AfterDawn: Glossary

Inverse Telecine

Inverse Telecine is the process where video editing tools reverse telecine process. Basically inverse telecine (or IVTC as it is also called) brings back movie's original framerate from NTSC's 29.97fps to 24fps.

Inverse Telecine involves more than shifting fields from one frame to another. Depending on the quality of the video, there may be significant differences in the two fields that make up a reconstructed frame, as well as between different copies of the same (duplicated) field.

Field Matching

Field matching is the first step of the IVTC process. In order to avoid as much post processing as possible (and some will almost certainly be required) it's important that pairs of fields that make the best matches are combined. This isn't generally too complicated for frames with no motion, but motion can cause the edges of objects to shift slightly from one field to the next. Once fields are matched, you have an approximation of the original 24fps film, with additional frames inserted from the duplicate fields.

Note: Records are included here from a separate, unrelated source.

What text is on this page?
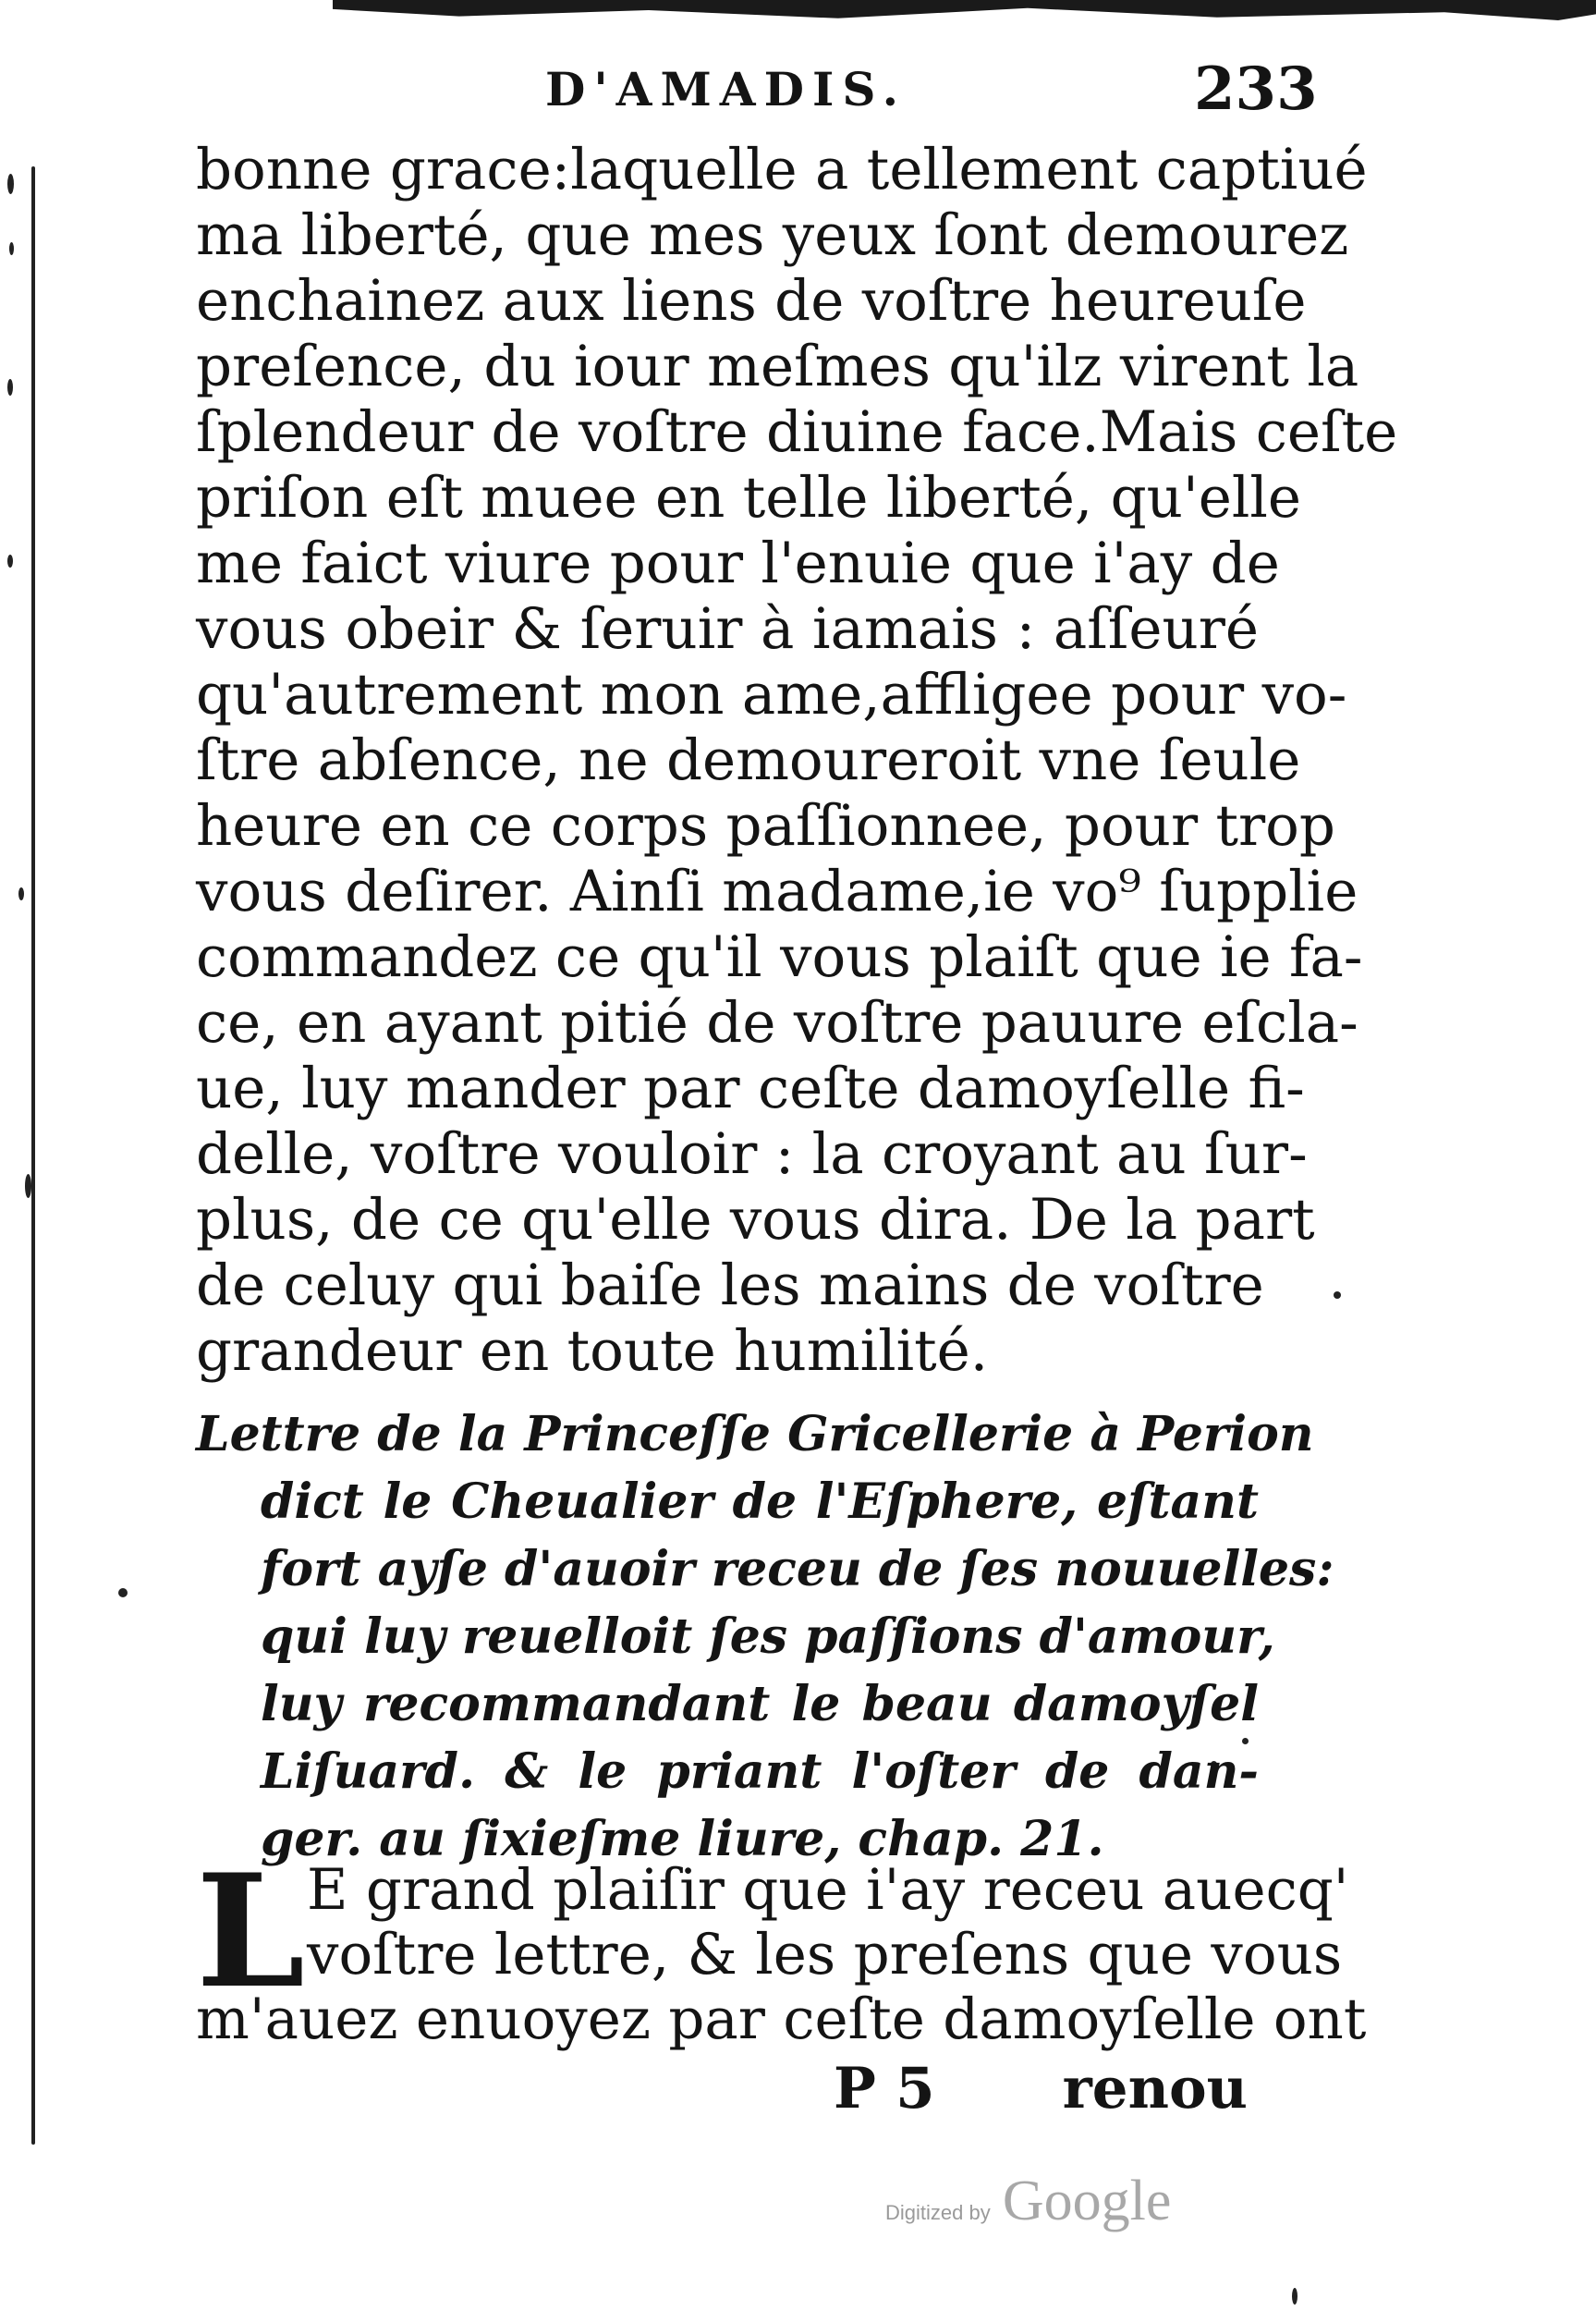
D'AMADIS.	233
bonne grace:laquelle a tellement captiué
ma liberté, que mes yeux ſont demourez
enchainez aux liens de voſtre heureuſe
preſence, du iour meſmes qu'ilz virent la
ſplendeur de voſtre diuine face.Mais ceſte
priſon eſt muee en telle liberté, qu'elle
me faict viure pour l'enuie que i'ay de
vous obeir & ſeruir à iamais : aſſeuré
qu'autrement mon ame,affligee pour vo-
ſtre abſence, ne demoureroit vne ſeule
heure en ce corps paſſionnee, pour trop
vous deſirer. Ainſi madame,ie vo⁹ ſupplie
commandez ce qu'il vous plaiſt que ie fa-
ce, en ayant pitié de voſtre pauure eſcla-
ue, luy mander par ceſte damoyſelle fi-
delle, voſtre vouloir : la croyant au ſur-
plus, de ce qu'elle vous dira. De la part
de celuy qui baiſe les mains de voſtre
grandeur en toute humilité.
Lettre de la Princeſſe Gricellerie à Perion
dict le Cheualier de l'Eſphere, eſtant
fort ayſe d'auoir receu de ſes nouuelles:
qui luy reuelloit ſes paſſions d'amour,
luy recommandant le beau damoyſel
Liſuard. & le priant l'oſter de dan-
ger. au ſixieſme liure, chap. 21.
L E grand plaiſir que i'ay receu auecq'
voſtre lettre, & les preſens que vous
m'auez enuoyez par ceſte damoyſelle ont
P 5 renou
Digitized by Google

Since the frames containing extra fields should now occur in a regular pattern, we remove them from the video, which is often referred to as decimation. After decimation we still don't have progressive frames though. We have pairs of interlaced fields, which will likely not line up perfectly. Because the encoder treated them as two separate pictures from two different moments in time, some corrections must be made to weave them together into a single picture.

Interlace Artifacts

Artifacts are imperfections that occur as the result of the encoding or decoding process, compared to noise, which is caused by interference from an outside source. Encoding film sources interlaced with a telecine pattern introduces combing artifacts. Combing refers to the jagged lines that result from the same object in two fields of the same frame not lining up correctly. This is fine for actual interlaced video, where each field is from a separate moment in time, but for film we want frames to represent individual pictures. This is a much simpler process than deinterlacing, because no decisions have to be made about whether there's motion between two fields in the same frame, but can still result in low quality if the differences between fields are too great.